Затем капитан дал овчарке понюхать место отруба на крупе, с потеками застывшей крови. Поиск возобновился. Сначала кобель уверенно вел группу по просеке с пружинящей хвоей под ногами, затем снова свернул в бор. Когда солнце достигло верхушек сосен, бор закончился, вышли к луговине. С двух сторон ее окаймляла березовая роща, а позади высился густо поросший цветущим вереском холм.

На лугу, в сотне метров от опушки, у подножия холма серела провалами окон бетонная коробка с остатками крыши. Рядом с ней ржавело нечто вроде паровой машины, а чуть дальше зеленели мхом штабеля бревен.

– Заброшенная лесопилка. Там они, скорее всего, и отсиживаются, – сказал, глядя в бинокль, Гулеватов. Справа и слева от него с Исаевым, рассредоточившись, залегли бойцы. – Только в лоб и с флангов скрытно не подойдешь.

– У меня есть соображение, – пожевал травинку капитан.

– Излагай.

– Вон на той горке, – показал Николай пальцем на холм, – у них может сидеть наблюдатель.

– Это да, я бы точно поставил, – чуть выше поднял бинокль майор.

– Ну так вот, мы с собачкой на него тихо заберемся, если есть – снимем. А затем сверху закидаю коробку гранатами.

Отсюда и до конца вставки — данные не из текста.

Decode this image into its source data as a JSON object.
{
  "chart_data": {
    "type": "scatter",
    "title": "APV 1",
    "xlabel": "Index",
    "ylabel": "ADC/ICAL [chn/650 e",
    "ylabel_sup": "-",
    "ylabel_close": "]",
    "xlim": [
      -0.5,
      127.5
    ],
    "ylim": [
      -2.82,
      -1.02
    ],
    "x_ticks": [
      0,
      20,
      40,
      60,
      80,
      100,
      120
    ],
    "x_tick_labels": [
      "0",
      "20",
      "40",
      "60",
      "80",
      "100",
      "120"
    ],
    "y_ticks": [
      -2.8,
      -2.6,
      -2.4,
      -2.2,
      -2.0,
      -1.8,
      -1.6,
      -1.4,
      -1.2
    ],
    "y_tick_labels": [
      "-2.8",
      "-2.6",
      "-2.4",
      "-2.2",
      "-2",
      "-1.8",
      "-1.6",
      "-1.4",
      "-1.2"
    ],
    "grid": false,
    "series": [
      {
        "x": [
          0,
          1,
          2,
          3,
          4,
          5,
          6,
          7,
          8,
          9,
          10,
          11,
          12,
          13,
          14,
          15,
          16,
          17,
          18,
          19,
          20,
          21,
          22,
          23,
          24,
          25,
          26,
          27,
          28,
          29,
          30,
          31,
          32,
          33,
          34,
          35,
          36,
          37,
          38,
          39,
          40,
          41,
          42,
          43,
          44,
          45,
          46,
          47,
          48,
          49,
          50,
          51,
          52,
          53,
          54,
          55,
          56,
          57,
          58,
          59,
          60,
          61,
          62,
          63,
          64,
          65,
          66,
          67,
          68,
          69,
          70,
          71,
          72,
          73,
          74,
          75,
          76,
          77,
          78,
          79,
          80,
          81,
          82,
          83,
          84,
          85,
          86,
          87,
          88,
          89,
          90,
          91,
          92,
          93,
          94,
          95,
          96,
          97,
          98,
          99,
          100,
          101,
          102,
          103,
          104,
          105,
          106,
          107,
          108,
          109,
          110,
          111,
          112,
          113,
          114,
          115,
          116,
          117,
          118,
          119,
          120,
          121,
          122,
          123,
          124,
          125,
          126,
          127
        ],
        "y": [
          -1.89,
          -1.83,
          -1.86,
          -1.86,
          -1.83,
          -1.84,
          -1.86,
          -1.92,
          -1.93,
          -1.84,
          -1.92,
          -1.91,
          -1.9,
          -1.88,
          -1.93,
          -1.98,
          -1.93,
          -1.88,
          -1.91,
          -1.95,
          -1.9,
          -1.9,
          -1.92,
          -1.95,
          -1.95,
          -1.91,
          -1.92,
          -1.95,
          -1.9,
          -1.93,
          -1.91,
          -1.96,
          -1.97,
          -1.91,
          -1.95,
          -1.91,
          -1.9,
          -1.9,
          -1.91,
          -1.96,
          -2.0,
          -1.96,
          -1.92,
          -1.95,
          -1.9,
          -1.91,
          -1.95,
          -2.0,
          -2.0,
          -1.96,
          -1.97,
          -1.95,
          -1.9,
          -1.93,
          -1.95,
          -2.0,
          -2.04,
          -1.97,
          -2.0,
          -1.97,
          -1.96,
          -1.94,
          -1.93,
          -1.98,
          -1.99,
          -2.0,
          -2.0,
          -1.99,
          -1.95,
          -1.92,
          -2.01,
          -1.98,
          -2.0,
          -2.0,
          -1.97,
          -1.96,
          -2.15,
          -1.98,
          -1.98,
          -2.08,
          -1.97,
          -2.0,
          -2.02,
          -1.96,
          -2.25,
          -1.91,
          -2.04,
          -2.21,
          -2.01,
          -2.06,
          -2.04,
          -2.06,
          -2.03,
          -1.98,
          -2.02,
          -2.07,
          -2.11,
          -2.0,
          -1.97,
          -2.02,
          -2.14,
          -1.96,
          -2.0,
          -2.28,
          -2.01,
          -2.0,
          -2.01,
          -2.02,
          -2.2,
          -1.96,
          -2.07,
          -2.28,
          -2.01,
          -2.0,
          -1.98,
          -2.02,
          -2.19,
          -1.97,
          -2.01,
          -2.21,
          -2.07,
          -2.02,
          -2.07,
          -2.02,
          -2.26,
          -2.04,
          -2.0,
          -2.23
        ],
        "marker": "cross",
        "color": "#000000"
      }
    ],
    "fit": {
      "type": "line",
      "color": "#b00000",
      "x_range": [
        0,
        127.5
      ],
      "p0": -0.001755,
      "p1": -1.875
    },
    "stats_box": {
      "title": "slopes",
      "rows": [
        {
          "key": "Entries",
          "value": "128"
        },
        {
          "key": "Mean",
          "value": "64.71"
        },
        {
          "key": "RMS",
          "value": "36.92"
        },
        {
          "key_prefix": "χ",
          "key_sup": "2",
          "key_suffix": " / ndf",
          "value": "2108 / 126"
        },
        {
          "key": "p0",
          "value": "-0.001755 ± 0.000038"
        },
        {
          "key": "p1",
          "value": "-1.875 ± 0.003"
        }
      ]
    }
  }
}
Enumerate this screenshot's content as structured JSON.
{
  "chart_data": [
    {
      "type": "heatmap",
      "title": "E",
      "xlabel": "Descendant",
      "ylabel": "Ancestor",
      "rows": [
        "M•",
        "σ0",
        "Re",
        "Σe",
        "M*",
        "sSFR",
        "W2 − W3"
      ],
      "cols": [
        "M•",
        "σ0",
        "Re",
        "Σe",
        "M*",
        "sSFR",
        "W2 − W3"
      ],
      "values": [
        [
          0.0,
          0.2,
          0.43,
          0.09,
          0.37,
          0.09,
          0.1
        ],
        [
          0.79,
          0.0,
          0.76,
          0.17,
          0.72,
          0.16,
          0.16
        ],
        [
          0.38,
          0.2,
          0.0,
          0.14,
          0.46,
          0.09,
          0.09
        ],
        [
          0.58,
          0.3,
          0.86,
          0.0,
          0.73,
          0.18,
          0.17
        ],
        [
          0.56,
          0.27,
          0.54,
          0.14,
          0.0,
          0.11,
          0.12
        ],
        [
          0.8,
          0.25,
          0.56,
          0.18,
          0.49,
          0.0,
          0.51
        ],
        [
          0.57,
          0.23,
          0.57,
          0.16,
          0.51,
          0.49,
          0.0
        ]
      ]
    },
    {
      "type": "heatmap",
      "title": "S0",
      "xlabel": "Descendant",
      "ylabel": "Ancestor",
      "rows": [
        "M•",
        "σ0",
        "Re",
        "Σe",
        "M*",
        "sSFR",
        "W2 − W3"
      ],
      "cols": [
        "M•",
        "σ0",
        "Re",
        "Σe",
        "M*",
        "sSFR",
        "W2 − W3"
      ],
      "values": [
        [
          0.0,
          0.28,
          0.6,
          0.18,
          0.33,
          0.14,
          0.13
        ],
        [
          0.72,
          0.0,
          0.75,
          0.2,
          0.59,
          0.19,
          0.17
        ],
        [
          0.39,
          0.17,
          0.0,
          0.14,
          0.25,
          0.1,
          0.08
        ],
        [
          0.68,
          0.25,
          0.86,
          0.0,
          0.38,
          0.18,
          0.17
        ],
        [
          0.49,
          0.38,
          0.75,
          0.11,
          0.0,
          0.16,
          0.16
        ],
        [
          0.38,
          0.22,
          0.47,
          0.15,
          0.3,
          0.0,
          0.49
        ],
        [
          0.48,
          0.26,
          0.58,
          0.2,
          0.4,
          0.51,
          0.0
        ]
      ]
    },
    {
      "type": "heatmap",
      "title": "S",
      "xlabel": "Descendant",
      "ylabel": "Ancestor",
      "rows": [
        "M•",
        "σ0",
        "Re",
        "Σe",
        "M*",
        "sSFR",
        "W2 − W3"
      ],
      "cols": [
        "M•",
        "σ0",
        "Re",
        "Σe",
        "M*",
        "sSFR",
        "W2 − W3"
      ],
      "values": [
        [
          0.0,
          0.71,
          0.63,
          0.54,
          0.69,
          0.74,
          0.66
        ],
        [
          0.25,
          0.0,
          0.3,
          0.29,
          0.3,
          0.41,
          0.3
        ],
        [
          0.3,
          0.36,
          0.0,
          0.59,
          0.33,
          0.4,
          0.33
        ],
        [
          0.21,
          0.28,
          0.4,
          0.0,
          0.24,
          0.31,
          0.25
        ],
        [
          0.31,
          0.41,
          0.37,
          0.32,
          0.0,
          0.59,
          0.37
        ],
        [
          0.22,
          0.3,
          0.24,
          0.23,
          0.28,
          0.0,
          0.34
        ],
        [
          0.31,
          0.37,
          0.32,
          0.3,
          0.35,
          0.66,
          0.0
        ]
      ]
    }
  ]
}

Ну а вы с первым разрывом туда, добивать, если кто живой останется.

– Дельная мысль, – согласился бывший комбат. – Принимается.

Спустя еще час, обойдя холм с тыла, капитан под монотонный гул пчел в соцветиях вереска осторожно полз вверх по склону. Сбоку на полусогнутых лапах крался Рекс. В левой ладони Николай сжимал финку, карманы бриджей оттягивали две «феньки»[13].

Достигнув верха и затаив дыхание, он осторожно выглянул из-под куста – в паре метрах впереди тускло блестели шипы солдатских ботинок. Немец в кепи, полулежал за вороненым МГ[14] со вставленной в патронник змеистой лентой и, глядя вдаль, тихо напевал песенку «Лили Марлен».

В следующий момент Исаев взвился в воздух, обрушился тому на спину, дважды всадил в бок финку. Песня оборвалась на полуслове, фашист напружинился, а потом обмяк.

Обождав еще несколько секунд, вдыхая запах кислого пота, Николай вытер о мундир немца лезвие ножа, сполз с тела и шепнул возникшему рядом кобелю: «Тихо». Затем, подавшись чуть вперед, заглянул вниз.

Бетонная коробка находилась метрах в сорока и хорошо просматривалась.

Под одной из стен, на сосновых ветках, накрывшись пятнистыми плащ-палатками, дрыхли трое, а у противоположной двое, усевшись на ранцы, играли в карты. В центре, у подобия очага еще один обгладывал здоровенный мосол.

– Да, Рекс, – поглаживая овчарку по затылку, пробормотал капитан, – их тут целое кубло.

Достав гранаты из карманов, прикинул расстояние – не добросить. Покосился на пулемет. Сбоку от него лежала брезентовая сумка с тремя «колотушками»[15]. Эти в самый раз.

Подполз, вынул, отвинтил на деревянных рукоятках колпачки, приподнялся на локтях и, поочередно выдергивая шнуры, метнул внутрь коробки. Когда последняя еще крутилась в воздухе, первые две с оглушительным грохотом взорвались, в клубах пыли раздались вопли.

– Что и требовалось доказать, – передернул Исаев затвор МГ и стал всаживать очередь за очередью. А с опушки леса, развернувшись в цепь и на ходу ведя огонь, к лесопилке рысили бойцы во главе с майором.

Когда, прихватив пулемет, Николай с овчаркой спустился вниз, все было кончено: среди бетонного крошева, посеченные осколками, валялись все шестеро.

– Да, капитан, ловко ты их, – утирая со лба пот, прохрипел майор. – Чувствуется хватка.

– Есть немного, – ответил Николай, аккуратно прислонив МГ к стенке.

– Получается, был наблюдатель? – взглянул на него Гулеватов.

– Получается.

– Товарищ, майор! – крикнул от дальнего угла сержант. – Здесь баба!